Seconda conseguenza. L’accoglienza senza filtri in nome dei sacrosanti diritti dei richiedenti asilo fa sì che, in quel canale, si inseriscano centinaia di migliaia di migranti economici, che tali diritti non posseggono. Nessuno conosce le cifre esatte, ma gli ordini di grandezza sono i seguenti: negli ultimi tre anni, a fronte di oltre 300mila sbarchi, le richieste di asilo sono state meno della metà; su 100 richieste esaminate, solo 10 terminano con la concessione dello status di rifugiato; le altre 90 o terminano con un diniego, o terminano con il riconoscimento di altre forme di protezione (cosiddette “sussidiaria” e “umanitaria”). In breve, si può dire che la maggior parte delle persone sbarcate in Italia o non presentano alcuna domanda di asilo, o la presentano e non risultano avere diritto ad alcun tipo di protezione. Stando ai dati ufficiali, si può stimare che, su 100 sbarcati, coloro che presentano domanda di asilo e ottengono lo status di rifugiato sono circa il 6%.

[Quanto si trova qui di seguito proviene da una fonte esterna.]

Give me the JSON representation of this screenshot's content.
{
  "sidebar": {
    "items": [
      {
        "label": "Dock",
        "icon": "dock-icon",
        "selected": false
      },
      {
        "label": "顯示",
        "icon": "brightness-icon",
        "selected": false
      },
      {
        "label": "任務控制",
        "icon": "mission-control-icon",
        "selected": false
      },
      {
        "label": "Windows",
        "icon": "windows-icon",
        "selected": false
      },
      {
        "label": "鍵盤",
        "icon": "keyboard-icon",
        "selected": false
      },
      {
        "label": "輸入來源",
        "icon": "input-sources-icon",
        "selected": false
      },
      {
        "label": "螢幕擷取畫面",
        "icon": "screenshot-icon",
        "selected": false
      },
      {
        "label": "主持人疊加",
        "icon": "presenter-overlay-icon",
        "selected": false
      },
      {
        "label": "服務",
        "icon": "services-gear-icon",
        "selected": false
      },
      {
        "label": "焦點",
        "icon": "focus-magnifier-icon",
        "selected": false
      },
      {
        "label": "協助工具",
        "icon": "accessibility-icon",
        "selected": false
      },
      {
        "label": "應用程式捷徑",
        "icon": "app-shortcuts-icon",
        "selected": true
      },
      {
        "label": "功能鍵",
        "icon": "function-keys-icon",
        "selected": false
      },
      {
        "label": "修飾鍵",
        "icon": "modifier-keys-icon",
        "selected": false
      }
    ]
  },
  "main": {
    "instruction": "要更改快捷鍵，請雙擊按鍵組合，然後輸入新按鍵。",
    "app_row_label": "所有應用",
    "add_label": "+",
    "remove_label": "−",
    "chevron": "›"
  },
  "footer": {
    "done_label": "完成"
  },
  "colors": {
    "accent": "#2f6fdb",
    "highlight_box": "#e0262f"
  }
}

Terza conseguenza. Non avendo l’Italia, in tutti questi anni, allestito alcun serio piano di accoglienza, quel che invariabilmente accade è che, dopo un primo momento di commozione e solidarietà (enfaticamente sottolineato dai media), noi immettiamo i migranti nel tritacarne burocratico-amministrativo-poliziesco del nostro kafkiano paese. Sballottati di qua e di là, donne e uomini sbarcati sulle nostre coste spesso finiscono per diventare un business lucroso per le cooperative cui vengono affidati, nonché fonti di tensione con gli abitanti dei comuni cui vengono coattivamente assegnati. I timori delle popolazioni locali possono anche essere esagerati, ma non si può dimenticare che il tasso di criminalità degli stranieri è 6 volte quello degli italiani, e quello degli stranieri irregolari 34 (trentaquattro) volte.

Si potrà obiettare, naturalmente, che a fronte di simili effetti collaterali della politica di accoglienza vi sono tutta una serie di altre conseguenze, questa volta positive, che l’immigrazione porta con sé. Ma il punto è proprio questo: forse sarebbe ora che dal piano dei principi astratti si passasse alla valutazione delle conseguenze. Mettendo sul piatto della bilancia tutto: il dovere di aiutare coloro che rischiano la vita nel loro Paese, ma anche il diritto di chi li accoglie di non veder stravolta la propria.